Nach seiner Rückkehr 1919 setzte er Anfang 1920 sein Theologiestudium in Münster und Paderborn fort, trat Ostern 1921 in das Priesterseminar in Paderborn ein und wurde hier am 1. April 1921 von Bischof Caspar Klein (1865–1941) zum Priester geweiht. Seine erste Seelsorgerstelle erhielt er in Oebisfelde, einer Diasporagemeinde im Ostteil des Bistums Paderborn (Kommissariat Magdeburg).
Geistlicher Studienrat – Militärpfarrer – Bischof
Seit 1926 unterrichtete Jaeger Religion an der Oberrealschule im westfälischen Herne und absolvierte parallel ein Lehramtsstudium an der Universität Münster, das er 1928 mit dem Staatsexamen für die Fächer Katholische Religion, Geschichte und Hebraistik abschloss. 1933 zum Studienrat ernannt und an das Hindenburg-Realgymnasium in Dortmund versetzt, übernahm er 1934 die Leitung der Fachschaft Katholische Religion am dortigen Bezirksseminar und wurde Mitglied der Pädagogischen Prüfungskommission beim Prüfungsamt Münster. Von diesen Aufgaben wurde er 1938 aus politischen Gründen suspendiert. Neben seiner Lehrtätigkeit engagierte er sich als Jugendseelsorger und Gaukaplan im katholischen Schülerbund Neudeutschland.
Nach Beginn des Zweiten Weltkriegs meldete sich Jaeger als Feldgeistlicher, wurde im Mai 1940 als Divisionspfarrer einberufen und in Stettin (heute Szczecin, Polen), seit 1941 in Amiens (Département Somme, Frankreich) eingesetzt. Am 29. Mai 1941 wählte ihn das Paderborner Metropolitankapitel überraschend – vermutlich wegen seiner guten Verbindungen zur Wehrmacht, die ihn zu einem für das NS-Regime akzeptablen Kandidaten machten – zum Nachfolger des verstorbenen Erzbischofs Klein; die Bischofsweihe folgte am 19. Oktober 1941.
Jaegers zeitlebens gepflegter soldatischer Habitus ging mit einer Vorliebe für militärische und soldatische Metaphern in Predigten, Hirtenbriefen und Katechesen einher und war gepaart mit Antikommunismus und Antibolschewismus. Seit Mitte der 1960er Jahre wurde Jaeger in kirchenkritischen Kreisen und Presseorganen immer wieder vorgeworfen, eine Affinität zur NS-Ideologie gehabt zu haben. Über seinen Tod hinaus führte das zu Auseinandersetzungen um seine Person.
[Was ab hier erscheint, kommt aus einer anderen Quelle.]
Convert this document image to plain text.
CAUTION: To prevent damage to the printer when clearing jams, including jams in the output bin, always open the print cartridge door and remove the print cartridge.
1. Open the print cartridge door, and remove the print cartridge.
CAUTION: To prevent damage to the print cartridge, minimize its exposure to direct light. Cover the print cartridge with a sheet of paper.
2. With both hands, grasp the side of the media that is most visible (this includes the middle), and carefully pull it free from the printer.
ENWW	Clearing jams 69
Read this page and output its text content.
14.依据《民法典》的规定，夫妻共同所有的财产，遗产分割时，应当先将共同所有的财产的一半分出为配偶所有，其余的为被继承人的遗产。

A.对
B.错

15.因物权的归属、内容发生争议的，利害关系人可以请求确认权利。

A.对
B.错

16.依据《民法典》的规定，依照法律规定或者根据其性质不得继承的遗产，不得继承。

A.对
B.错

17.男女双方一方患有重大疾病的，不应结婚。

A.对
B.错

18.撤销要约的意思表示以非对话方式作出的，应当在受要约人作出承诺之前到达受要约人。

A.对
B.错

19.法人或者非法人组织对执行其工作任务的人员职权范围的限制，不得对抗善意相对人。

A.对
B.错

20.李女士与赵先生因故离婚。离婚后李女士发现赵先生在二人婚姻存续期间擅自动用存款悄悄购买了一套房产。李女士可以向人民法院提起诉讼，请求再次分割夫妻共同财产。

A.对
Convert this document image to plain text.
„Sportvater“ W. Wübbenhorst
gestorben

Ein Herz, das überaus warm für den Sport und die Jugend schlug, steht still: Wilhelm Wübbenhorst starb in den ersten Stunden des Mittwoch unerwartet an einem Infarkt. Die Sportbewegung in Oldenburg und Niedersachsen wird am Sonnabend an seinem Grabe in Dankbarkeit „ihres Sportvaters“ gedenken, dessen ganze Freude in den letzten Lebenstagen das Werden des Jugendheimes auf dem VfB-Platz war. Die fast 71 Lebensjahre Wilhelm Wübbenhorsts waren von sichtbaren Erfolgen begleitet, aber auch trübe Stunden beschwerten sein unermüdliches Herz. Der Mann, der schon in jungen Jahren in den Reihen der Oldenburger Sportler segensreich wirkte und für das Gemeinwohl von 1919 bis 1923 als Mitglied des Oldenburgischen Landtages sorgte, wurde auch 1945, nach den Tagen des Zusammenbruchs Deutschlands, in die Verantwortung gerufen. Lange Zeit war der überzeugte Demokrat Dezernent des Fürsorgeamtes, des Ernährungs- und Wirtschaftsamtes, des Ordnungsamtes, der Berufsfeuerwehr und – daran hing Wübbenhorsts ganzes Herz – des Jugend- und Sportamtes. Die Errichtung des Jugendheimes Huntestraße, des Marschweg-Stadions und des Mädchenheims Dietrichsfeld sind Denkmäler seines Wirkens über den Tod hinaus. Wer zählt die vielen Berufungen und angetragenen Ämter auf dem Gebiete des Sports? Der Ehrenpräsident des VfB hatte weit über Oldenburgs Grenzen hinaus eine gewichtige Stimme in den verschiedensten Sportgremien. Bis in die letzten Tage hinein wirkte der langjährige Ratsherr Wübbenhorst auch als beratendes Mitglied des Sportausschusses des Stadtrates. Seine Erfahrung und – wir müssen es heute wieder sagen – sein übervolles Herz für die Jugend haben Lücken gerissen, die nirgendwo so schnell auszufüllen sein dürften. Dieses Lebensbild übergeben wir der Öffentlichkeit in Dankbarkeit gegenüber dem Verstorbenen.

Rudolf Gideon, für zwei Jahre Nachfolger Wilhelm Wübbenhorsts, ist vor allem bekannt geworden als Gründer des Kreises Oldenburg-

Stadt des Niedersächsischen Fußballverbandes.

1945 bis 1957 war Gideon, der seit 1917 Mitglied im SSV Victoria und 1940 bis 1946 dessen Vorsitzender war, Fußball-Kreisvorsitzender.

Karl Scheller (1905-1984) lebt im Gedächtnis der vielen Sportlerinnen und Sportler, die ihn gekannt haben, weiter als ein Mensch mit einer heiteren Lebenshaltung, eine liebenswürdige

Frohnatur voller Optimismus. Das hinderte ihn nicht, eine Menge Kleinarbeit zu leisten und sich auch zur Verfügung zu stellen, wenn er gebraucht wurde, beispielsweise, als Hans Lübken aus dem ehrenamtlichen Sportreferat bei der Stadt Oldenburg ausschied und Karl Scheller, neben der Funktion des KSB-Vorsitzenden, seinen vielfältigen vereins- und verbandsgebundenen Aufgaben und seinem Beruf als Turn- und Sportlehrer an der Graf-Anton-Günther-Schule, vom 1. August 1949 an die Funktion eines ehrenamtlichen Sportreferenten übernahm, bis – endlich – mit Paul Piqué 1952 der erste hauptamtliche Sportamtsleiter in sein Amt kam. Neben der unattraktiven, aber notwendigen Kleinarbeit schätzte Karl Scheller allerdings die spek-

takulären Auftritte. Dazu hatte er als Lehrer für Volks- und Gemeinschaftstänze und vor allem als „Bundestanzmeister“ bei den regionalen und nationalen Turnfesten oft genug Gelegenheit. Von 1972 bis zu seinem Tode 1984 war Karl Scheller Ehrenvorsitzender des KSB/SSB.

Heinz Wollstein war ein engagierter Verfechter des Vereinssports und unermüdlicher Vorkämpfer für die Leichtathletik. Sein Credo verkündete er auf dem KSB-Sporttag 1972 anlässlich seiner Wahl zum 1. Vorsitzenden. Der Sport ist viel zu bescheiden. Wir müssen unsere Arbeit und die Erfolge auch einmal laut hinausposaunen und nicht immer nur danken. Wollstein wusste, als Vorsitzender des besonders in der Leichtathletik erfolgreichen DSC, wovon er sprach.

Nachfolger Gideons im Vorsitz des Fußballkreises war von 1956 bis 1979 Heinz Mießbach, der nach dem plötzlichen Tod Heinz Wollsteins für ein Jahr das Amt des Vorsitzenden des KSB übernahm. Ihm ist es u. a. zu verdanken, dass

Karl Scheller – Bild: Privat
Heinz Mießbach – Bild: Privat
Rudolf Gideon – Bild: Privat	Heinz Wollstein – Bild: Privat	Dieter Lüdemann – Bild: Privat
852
Eine politische Herausforderung stellte für Jaeger die deutsche Teilung dar, da der Ostteil seiner Diözese im Gebiet der DDR lag. Seit 1953 wurde ihm der Zugang zum Kommissariat Magdeburg von den DDR-Behörden verwehrt, wo ihn sein früherer Generalvikar, der 1952 zum Weihbischof geweihte Friedrich Maria Rintelen (1899–1988), vertrat.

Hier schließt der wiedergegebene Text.